Lonergan seemed to agree somewhat, suggesting that perhaps a better understanding of data practices would help citizens feel more comfortable about privacy and about sharing information. In health care, for example, he thinks people might be more willing to give even personal data based on the understanding that they’ll benefit from it later. I think this is true across many fields, but I also think many people conflate privacy ethics and data security, which is a whole other issue.
With regard to web privacy, Elbaz had a particularly interesting suggestion that perhaps could use some discussion by the greater web community. He envisioned a universal privacy standard similar to open source code, which would be updated in a similar manner (think Privacy Standard 1.0., 1.1, etc.) and that would let visitors know what to expect. No one would be forced to adopt such a standard, of course, but consumers who don’t want to read new policies might view deviations with a skeptical eye.
4. Follow the regulations
Collins doesn’t think regulations are all bad, though.
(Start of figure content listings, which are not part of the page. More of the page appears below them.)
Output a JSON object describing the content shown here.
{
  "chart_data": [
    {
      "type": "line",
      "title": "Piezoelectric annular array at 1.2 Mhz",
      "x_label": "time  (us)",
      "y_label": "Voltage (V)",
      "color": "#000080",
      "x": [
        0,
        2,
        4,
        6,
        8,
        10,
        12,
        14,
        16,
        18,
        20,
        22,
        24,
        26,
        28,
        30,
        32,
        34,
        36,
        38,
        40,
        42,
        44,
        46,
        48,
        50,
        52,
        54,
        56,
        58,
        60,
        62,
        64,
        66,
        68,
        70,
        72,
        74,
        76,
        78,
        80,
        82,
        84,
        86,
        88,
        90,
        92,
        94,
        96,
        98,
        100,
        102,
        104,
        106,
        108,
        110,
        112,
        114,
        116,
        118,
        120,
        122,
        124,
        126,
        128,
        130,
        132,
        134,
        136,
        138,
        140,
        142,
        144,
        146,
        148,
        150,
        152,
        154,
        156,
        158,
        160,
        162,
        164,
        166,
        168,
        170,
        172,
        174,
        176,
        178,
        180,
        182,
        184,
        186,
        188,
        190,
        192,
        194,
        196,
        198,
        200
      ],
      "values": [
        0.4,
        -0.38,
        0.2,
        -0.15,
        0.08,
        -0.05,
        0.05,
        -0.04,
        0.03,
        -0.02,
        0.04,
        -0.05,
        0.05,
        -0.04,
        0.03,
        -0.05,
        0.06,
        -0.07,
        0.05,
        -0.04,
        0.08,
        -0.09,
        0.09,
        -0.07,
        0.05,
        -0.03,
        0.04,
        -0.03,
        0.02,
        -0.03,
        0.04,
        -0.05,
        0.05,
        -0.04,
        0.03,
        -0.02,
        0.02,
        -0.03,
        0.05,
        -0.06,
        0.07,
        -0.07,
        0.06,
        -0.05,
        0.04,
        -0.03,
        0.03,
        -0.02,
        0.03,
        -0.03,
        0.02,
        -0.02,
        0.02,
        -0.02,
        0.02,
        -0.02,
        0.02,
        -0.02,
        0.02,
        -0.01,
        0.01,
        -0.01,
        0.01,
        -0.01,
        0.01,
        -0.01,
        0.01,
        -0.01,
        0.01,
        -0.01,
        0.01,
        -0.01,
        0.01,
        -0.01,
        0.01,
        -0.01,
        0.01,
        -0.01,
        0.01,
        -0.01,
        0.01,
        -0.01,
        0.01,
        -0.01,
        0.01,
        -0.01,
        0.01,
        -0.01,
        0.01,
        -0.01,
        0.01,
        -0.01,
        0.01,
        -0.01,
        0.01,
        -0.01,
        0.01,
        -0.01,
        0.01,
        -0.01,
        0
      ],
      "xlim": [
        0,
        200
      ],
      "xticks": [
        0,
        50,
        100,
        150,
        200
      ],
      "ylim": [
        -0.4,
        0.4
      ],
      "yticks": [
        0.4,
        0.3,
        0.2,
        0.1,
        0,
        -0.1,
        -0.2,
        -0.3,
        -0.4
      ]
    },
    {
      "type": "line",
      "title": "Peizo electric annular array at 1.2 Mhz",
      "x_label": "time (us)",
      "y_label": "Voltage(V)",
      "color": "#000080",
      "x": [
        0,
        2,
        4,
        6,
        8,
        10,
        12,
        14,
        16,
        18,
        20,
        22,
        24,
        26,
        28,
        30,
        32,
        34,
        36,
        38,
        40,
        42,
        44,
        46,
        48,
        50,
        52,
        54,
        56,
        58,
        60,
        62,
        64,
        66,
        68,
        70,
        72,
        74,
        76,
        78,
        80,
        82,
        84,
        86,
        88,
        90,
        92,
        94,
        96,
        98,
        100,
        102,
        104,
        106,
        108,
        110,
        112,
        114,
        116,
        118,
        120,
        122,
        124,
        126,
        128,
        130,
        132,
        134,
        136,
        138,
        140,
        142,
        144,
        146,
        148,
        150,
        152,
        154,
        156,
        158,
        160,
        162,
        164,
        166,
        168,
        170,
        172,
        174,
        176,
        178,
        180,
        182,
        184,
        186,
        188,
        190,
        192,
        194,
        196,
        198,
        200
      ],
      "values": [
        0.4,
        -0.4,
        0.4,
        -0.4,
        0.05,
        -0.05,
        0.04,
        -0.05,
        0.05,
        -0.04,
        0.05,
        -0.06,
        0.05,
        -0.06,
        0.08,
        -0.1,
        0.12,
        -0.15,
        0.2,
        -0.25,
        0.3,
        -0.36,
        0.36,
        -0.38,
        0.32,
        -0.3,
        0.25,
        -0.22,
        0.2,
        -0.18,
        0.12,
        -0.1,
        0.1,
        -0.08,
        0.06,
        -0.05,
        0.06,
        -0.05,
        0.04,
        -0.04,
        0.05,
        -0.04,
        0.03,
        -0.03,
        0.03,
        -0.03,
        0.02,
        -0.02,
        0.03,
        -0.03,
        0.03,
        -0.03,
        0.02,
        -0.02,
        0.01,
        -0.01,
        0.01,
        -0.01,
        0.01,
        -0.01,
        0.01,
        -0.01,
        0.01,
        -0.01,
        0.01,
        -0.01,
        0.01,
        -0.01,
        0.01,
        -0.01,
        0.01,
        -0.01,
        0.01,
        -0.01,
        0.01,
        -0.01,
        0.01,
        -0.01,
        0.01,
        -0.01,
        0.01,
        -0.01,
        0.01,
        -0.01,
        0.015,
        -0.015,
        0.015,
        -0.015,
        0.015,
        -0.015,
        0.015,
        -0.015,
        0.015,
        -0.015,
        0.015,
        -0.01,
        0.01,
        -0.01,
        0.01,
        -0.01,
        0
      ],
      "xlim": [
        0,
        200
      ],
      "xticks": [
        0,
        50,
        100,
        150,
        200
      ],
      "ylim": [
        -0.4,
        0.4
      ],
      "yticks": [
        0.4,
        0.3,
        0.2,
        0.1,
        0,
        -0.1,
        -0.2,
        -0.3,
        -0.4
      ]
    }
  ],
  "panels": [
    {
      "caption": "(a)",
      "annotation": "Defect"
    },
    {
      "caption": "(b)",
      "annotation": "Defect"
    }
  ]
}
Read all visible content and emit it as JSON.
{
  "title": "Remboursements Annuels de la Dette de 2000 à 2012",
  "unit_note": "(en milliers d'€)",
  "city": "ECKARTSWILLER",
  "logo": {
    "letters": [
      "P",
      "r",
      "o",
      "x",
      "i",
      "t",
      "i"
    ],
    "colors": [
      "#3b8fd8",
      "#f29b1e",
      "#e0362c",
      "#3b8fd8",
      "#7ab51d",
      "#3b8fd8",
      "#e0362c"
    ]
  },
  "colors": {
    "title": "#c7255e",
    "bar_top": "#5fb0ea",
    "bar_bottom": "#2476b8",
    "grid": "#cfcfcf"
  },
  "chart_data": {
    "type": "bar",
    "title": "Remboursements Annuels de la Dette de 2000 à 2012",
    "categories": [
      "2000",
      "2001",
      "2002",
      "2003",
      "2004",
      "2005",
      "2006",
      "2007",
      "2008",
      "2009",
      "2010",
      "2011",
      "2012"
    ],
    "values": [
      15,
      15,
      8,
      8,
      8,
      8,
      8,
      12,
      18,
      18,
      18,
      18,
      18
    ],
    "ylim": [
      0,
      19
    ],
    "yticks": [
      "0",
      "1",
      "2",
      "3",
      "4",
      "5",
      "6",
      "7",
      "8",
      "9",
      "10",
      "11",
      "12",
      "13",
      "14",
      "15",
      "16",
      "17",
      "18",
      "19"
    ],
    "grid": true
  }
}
There’s usually a value proposition surrounding particularly burdensome regulations, he said, because the more data companies are forced to retain, the more opportunity there is to analyze it. That seems to go for both organizations trying to make lemonade out of lemons, as well as for big data vendors looking for new industries to target.
5. Data is the fourth paradigm of science
Previously, the widely accepted scientific paradigms were empiricism, theory and simulation (or computation), but Walmart’s Rajaraman noted an increasingly accepted belief that data is now the fourth paradigm. What he meant is that rather than relying on empirical evidence in the form of natural phenomena or even simulating complex phenomena on computers, data — and lots of it — helps provide new levels of truth. One could simply analyze it and let the data tell its own story, or use it to augment a computer simulation to a much higher degree of accuracy. One need only look at the proliferation of high-speed research networks to see evidence of a paradigm shift in which access to and analysis of incredible amounts of data is the foundation of many major scientific efforts.
However, if all this is a little too deep, Rajaraman also shared a more mundane insight on the value of data: Walmart now carries kits for making cake pops (essentially, cake on a lollipop stick) because sentiment analysis Twitter showed that people love cake pops. Go, big data!